Wednesday, April 25, 2012
Duloxetine, marketed as Cymbalta, was first pitched as a bladder incontinence drug then an anti-depressant, and now a pain killer. It is a serotonin and noradrenalin reuptake inhibitor (SNRI). Dr David Healy, the psychiatrist in the North Wales Department of Psychological Medicine in Bangor who blew the lid on the link between suicides and SSRIs, says this about SNRIs: ‘We can have absolutely no confidence at all that SNRIs will be any better. At this stage Effexor appears, from adverse event reports world wide, to have just the same rates of people becoming suicidal as the SSRI’s.’ In a ‘healthy volunteer’ trial (when a drug is given to people with no illness to check for reactions) of duloxetine (Cymbalta), one volunteer committed suicide. In a study on duloxetine 44 per cent of people reported adverse symptoms on discontinuation, compared to 22 per cent on placebo. In my experience many people get terrible withdrawal symptoms when they try to come off it. There’s a utube spoof ad on the drug which makes its withdrawal effects very clear. A recent study on the drug and it’s effects on knee osteoarthrtitis showed that one in six people who take the drug benefit and one in eight would be harmed, with adverse effects. But this doesn’t take into account the much more serious withdrawal effects that most GPs don’t tell you about. However, just as with the SSRI antidepressant saga, which took ten years of campaigning before risk of suicide was included in the drug’s compulsory information, it will probably take some years before enough evidence accumulates, and probably even longer before the authorities will take action.
Based on two weak trials it’s now being pitched as a joint pain killer, despite not having a licence to treat arthritis.

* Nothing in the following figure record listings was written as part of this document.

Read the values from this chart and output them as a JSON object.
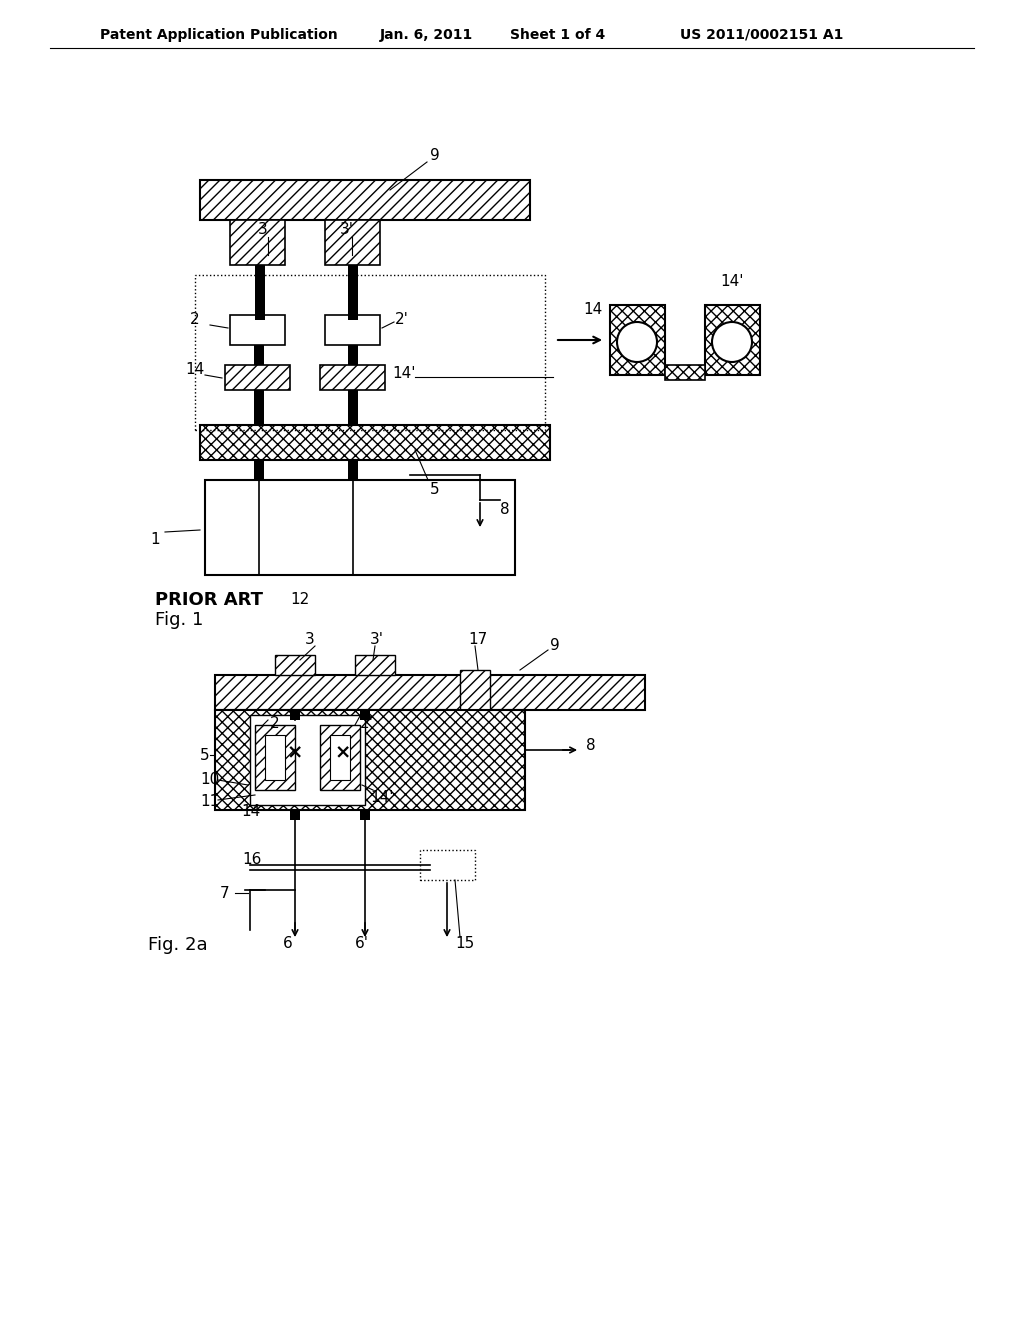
{
  "bg_color": "#ffffff",
  "header_text": "Patent Application Publication",
  "header_date": "Jan. 6, 2011",
  "header_sheet": "Sheet 1 of 4",
  "header_patent": "US 2011/0002151 A1",
  "fig1_label": "Fig. 1",
  "prior_art_label": "PRIOR ART",
  "prior_art_num": "12",
  "fig2_label": "Fig. 2a"
}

To add insult to injury, in the very same issue of the Daily Mail Professor David Healy writes about how the side-effects of drugs such as these are not mentioned in the press or when GPs prescribe them, in an article entitled Think the drugs your GP gives you are safe? Well, don’t be so sure. It’s well worth a read.
Why don’t these paper carry a headline such as ‘Omega 3 fish oil stops arthritis pain’. A meta-analysis of 17 randomized, controlled trials assessing the pain relieving effects of omega-3 fish oils reported reductions in joint pain intensity (by 26%), minutes of morning stiffness (by 43%), number of painful and/or tender joints (by 29%), and NSAID consumption (by 40%). That’s much stronger evidence of benefit.